“D is for Distractions”

28/8/2014 |


“D is for Distractions”

Much of our best work – the quality thinking and quality doing – happens when we’re able to fend off distractions and keep our attention on the things that matter.

There are two types of distractions: external and internal. Let’s start with those external distractions that we have to battle with on a day-to-day basis. I’ll start with this thought: If you could design a more interruption-filled, uncomfortable, judgement and stress-fuelled environment specifically for the purposes of keeping someone off-topic and unproductive, you’d design something that looks much like the average open plan office. If you’re unfortunate enough to work in an open plan office, then many external distractions can’t be controlled. However, what you can do is:

Much of our best work – the quality thinking and quality doing - happens when we’re able to fend off distractions and keep our attention on the things that matter.

  • Turn off email and social media notifications so that your screen, phone or tablet is not constantly flashing new pieces of information in your face. These interruptions may feel small individually, but added together they take out a huge chunk of the day’s attention.
  • Take some time in your week when you purposefully work somewhere else in the building, away from bosses, colleagues, email inboxes and the like. Even two hours a week spent ‘going dark’ – absent from view but using your proactive attention to focus – can be extremely valuable.
  • Spend more time plugged in but offline – you don’t have to have your email inbox and phone switched on the whole time! Again, even at your desk you can control the distractions at source to some extent.
  • Pay attention to how much information you are exposed to, both outside of work and in the rest of your life. Watch less TV; choose not to read the free newspapers; take some time off the internet; be ‘screen-free’ for a day or all weekend. The downside to our instant information culture is that it distracts us from the present moment and from our own thoughts. It’s important to give your mind a rest and a chance to wander once in a while.
  • Meditate. We will cover this later when we come on to Zen, but these final couple of points are not disconnected from work productivity. In fact, they’re absolutely essential to maintaining good proactive attention.


Even harder to deal with than those external distractions are the internal distractions: the little voices and vices inside your head. Yes, it was you that retreated from the challenges of that spreadsheet to go and check the BBC website. Yes, it was you that spent time on that shiny new thing instead of following through on that more valuable but scary thing. There’s no-one else to blame (and yes, I’m just as guilty of sabotaging my own work too!).

Why does this happen? Well, put simply, lots of distractions give the illusion of having value. So when we’re stuck or struggling or feeling frustrated we tend to look for some kind of instant gratification.

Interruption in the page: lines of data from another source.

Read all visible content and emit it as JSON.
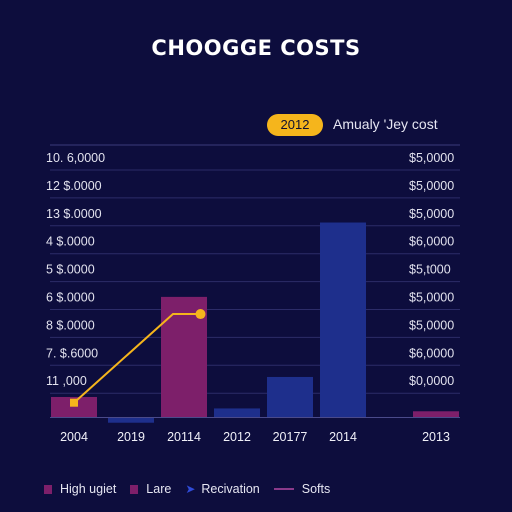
{
  "chart_data": {
    "type": "bar",
    "title": "CHOOGGE COSTS",
    "badge": "2012",
    "subtitle": "Amualy  'Jey cost",
    "categories": [
      "2004",
      "2019",
      "20114",
      "2012",
      "20177",
      "2014",
      "2013"
    ],
    "y_ticks_left": [
      "10. 6,0000",
      "12  $.0000",
      "13  $.0000",
      "4  $.0000",
      "5  $.0000",
      "6  $.0000",
      "8  $.0000",
      "7. $.6000",
      "11  ,000"
    ],
    "y_ticks_right": [
      "$5,0000",
      "$5,0000",
      "$5,0000",
      "$6,0000",
      "$5,t000",
      "$5,0000",
      "$5,0000",
      "$6,0000",
      "$0,0000"
    ],
    "ylim": [
      0,
      8
    ],
    "grid": true,
    "series": [
      {
        "values": [
          0.7,
          -0.2,
          4.2,
          0.3,
          1.4,
          6.8,
          0.2
        ],
        "colors": [
          "#7d1f6a",
          "#1e2f8c",
          "#7d1f6a",
          "#1e2f8c",
          "#1e2f8c",
          "#1e2f8c",
          "#7d1f6a"
        ]
      },
      {
        "type": "line",
        "color": "#f5b51c",
        "points": [
          [
            0,
            0.5
          ],
          [
            1.8,
            3.6
          ],
          [
            2.3,
            3.6
          ]
        ]
      }
    ],
    "legend": [
      {
        "label": "High ugiet",
        "swatch": "box",
        "color": "#7d1f6a"
      },
      {
        "label": "Lare",
        "swatch": "box",
        "color": "#7d1f6a"
      },
      {
        "label": "Recivation",
        "swatch": "arrow",
        "color": "#2f4bd8"
      },
      {
        "label": "Softs",
        "swatch": "line",
        "color": "#8a3a8a"
      }
    ],
    "legend_position": "bottom"
  }
}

Low-grade useful stuff we procrastinate with:

  • Checking email
  • Checking notifications
  • Internet ‘research’ into topics that in reality we don’t need to research at all
  • ‘Catching up’ with the news (which we’ll read, hear or watch later anyway)
  • Making another cup of tea or snacking
  • Optional meetings


Downright useless stuff we procrastinate with:

  • Solitaire/Tetris/Angry Birds/Minesweeper/Candy Crush (delete according to your device and generation)
  • Office gossip
  • Loops of videos or celeb gossip online – usually justified with some kind of ‘five minutes of chill time’ internal dialogue.